Woche startet schwach

Dax rutscht ab – KI-Sorgen belasten den Handel

Foto: Anzeigetafel in der Frankfurter Börse, via dts Nachrichtenagentur

Der deutsche Leitindex verliert zum Wochenauftakt an Boden. US-Terminmärkte signalisieren weitere Kursverluste, während die Sorge vor dem Einfluss künstlicher Intelligenz auf verschiedene Branchen den Handel beeinflusst. Anleger zeigen sich zurückhaltend.

Börsen unter Druck

Der deutsche Leitindex Dax hat zum Wochenstart nachgegeben und schloss den Handel an Xetra bei 24.801 Punkten mit einem Minus von 0,5 Prozent. Trotz des Feiertags in den USA sendeten die dortigen Terminmärkte deutliche Signale für fallende Aktienkurse.

„Die kurzzeitige Erholung am Freitag entpuppt sich damit zumindest zum Start in die neue Woche als Strohfeuer“, kommentierte Andreas Lipkow von CMC Markets. Dies habe dem Dax am Nachmittag die Richtung vorgegeben, die der Markt zuvor noch weitgehend impulslos gesucht hatte.

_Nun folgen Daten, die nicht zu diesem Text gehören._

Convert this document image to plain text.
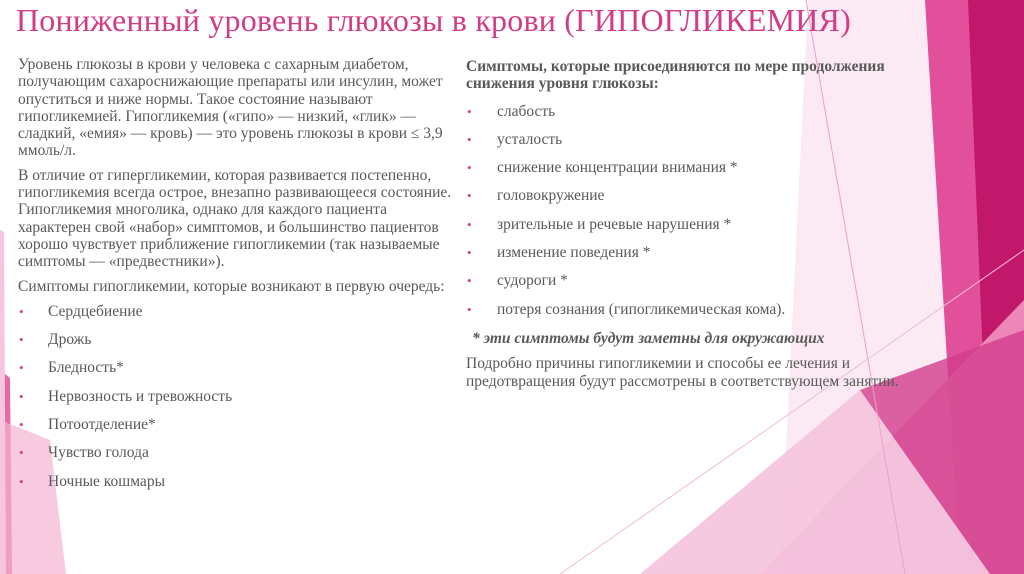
Пониженный уровень глюкозы в крови (ГИПОГЛИКЕМИЯ)

Уровень глюкозы в крови у человека с сахарным диабетом, получающим сахароснижающие препараты или инсулин, может опуститься и ниже нормы. Такое состояние называют гипогликемией. Гипогликемия («гипо» — низкий, «глик» — сладкий, «емия» — кровь) — это уровень глюкозы в крови ≤ 3,9 ммоль/л.

В отличие от гипергликемии, которая развивается постепенно, гипогликемия всегда острое, внезапно развивающееся состояние. Гипогликемия многолика, однако для каждого пациента характерен свой «набор» симптомов, и большинство пациентов хорошо чувствует приближение гипогликемии (так называемые симптомы — «предвестники»).

Симптомы гипогликемии, которые возникают в первую очередь:

• Сердцебиение
• Дрожь
• Бледность*
• Нервозность и тревожность
• Потоотделение*
• Чувство голода
• Ночные кошмары

Симптомы, которые присоединяются по мере продолжения снижения уровня глюкозы:

• слабость
• усталость
• снижение концентрации внимания *
• головокружение
• зрительные и речевые нарушения *
• изменение поведения *
• судороги *
• потеря сознания (гипогликемическая кома).

* эти симптомы будут заметны для окружающих

Подробно причины гипогликемии и способы ее лечения и предотвращения будут рассмотрены в соответствующем занятии.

Damit rückt die wichtige Marke von 25.000 Punkten wieder in weitere Ferne und die ohnehin schon zögerlichen Investoren erhalten einen erneuten Dämpfer.

Konjunktur und KI als Treiber

Die Feiertage in den USA und Asien sorgten in Frankfurt für einen insgesamt dünnen Handel. Makroökonomische Daten oder Unternehmensmeldungen blieben rar gesät. Gefragt waren jedoch zyklische Titel, etwa die Aktie von Heidelberg Materials. Auch der Finanzsektor rückte nach einer längeren Schwächephase wieder stärker in den Fokus der Anleger.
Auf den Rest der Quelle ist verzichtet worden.